"We continue to closely monitor the commercial marketplace by staying very engaged with our customers around the globe to fully understand short term and long term requirements," Smith added. "All of this is informing current and future production rates and any further adjustments as needed to balance supply and demand."
Max orders shrinking
Smith did not address the substantial decline in the order backlog, which is almost entirely due to some customers giving up on the 737 Max.
For the 737 Max alone, the negative tally for the first half of the year is 805 airplanes.
All but five of the airplanes scrubbed from the backlog in June were Maxes. Customers outright canceled 60 orders for the Max and Boeing removed another 119 Maxes from its official backlog that are no longer deemed solid enough to meet U.S. accounting standards.

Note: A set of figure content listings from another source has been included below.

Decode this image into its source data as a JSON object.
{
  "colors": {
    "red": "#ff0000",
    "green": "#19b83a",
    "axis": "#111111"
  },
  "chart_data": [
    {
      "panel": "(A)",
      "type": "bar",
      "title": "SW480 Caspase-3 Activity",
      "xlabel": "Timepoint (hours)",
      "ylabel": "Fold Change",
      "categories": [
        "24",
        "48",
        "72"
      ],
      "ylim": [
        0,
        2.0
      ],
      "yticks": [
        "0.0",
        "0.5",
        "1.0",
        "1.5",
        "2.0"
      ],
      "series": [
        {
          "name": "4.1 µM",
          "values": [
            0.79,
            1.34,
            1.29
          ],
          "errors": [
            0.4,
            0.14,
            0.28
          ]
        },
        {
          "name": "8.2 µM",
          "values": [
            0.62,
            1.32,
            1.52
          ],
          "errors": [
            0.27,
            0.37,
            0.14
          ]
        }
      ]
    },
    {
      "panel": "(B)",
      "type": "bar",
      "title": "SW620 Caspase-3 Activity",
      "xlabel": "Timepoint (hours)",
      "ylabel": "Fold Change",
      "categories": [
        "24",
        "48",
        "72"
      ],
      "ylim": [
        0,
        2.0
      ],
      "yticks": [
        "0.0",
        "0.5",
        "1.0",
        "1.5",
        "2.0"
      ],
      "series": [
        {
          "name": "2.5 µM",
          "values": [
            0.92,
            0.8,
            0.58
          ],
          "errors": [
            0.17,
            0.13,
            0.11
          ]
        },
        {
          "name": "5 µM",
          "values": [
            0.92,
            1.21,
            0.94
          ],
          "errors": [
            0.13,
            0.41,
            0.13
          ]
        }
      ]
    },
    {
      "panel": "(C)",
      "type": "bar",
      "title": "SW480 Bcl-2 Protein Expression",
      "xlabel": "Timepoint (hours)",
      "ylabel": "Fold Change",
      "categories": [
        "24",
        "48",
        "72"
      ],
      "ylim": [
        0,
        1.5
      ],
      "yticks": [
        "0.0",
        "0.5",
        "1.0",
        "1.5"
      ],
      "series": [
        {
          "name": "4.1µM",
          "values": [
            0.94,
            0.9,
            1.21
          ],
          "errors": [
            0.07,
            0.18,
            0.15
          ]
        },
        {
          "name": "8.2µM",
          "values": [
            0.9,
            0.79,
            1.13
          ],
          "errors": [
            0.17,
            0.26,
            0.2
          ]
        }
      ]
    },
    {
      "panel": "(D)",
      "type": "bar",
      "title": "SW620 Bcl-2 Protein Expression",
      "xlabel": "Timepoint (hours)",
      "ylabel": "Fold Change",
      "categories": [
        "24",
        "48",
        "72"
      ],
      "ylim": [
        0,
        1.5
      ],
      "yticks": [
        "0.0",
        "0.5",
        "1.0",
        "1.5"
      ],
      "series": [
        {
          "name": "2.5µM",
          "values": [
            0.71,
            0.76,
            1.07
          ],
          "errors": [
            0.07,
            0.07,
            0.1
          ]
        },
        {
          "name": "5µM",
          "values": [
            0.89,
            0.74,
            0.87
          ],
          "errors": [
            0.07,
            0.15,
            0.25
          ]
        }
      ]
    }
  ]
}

Most of those 119 orders, though not yet officially canceled, may as well be dead. For example, that total includes 92 Maxes that Norwegian Air announced publicly it is canceling. Boeing hasn't officially labeled them canceled only because it's still negotiating with Norwegian and presumably looking at legal options.
(Norwegian said it's also canceling five 787 Dreamliner orders; Boeing also removed those from the backlog in June without officially canceling them.)
The 60 outright Max cancellations in June included 30 for lessor BOC Aviation, 17 for lessor Avolon, six for Blue Air of Romania, five for lessor ACG and two more for unidentified customers.
An order that might have been
Also notable from the June results is that Boeing failed to finalize a new order for 777Xs and 787s after offering an airline a discount deal that had to be accepted by June 30.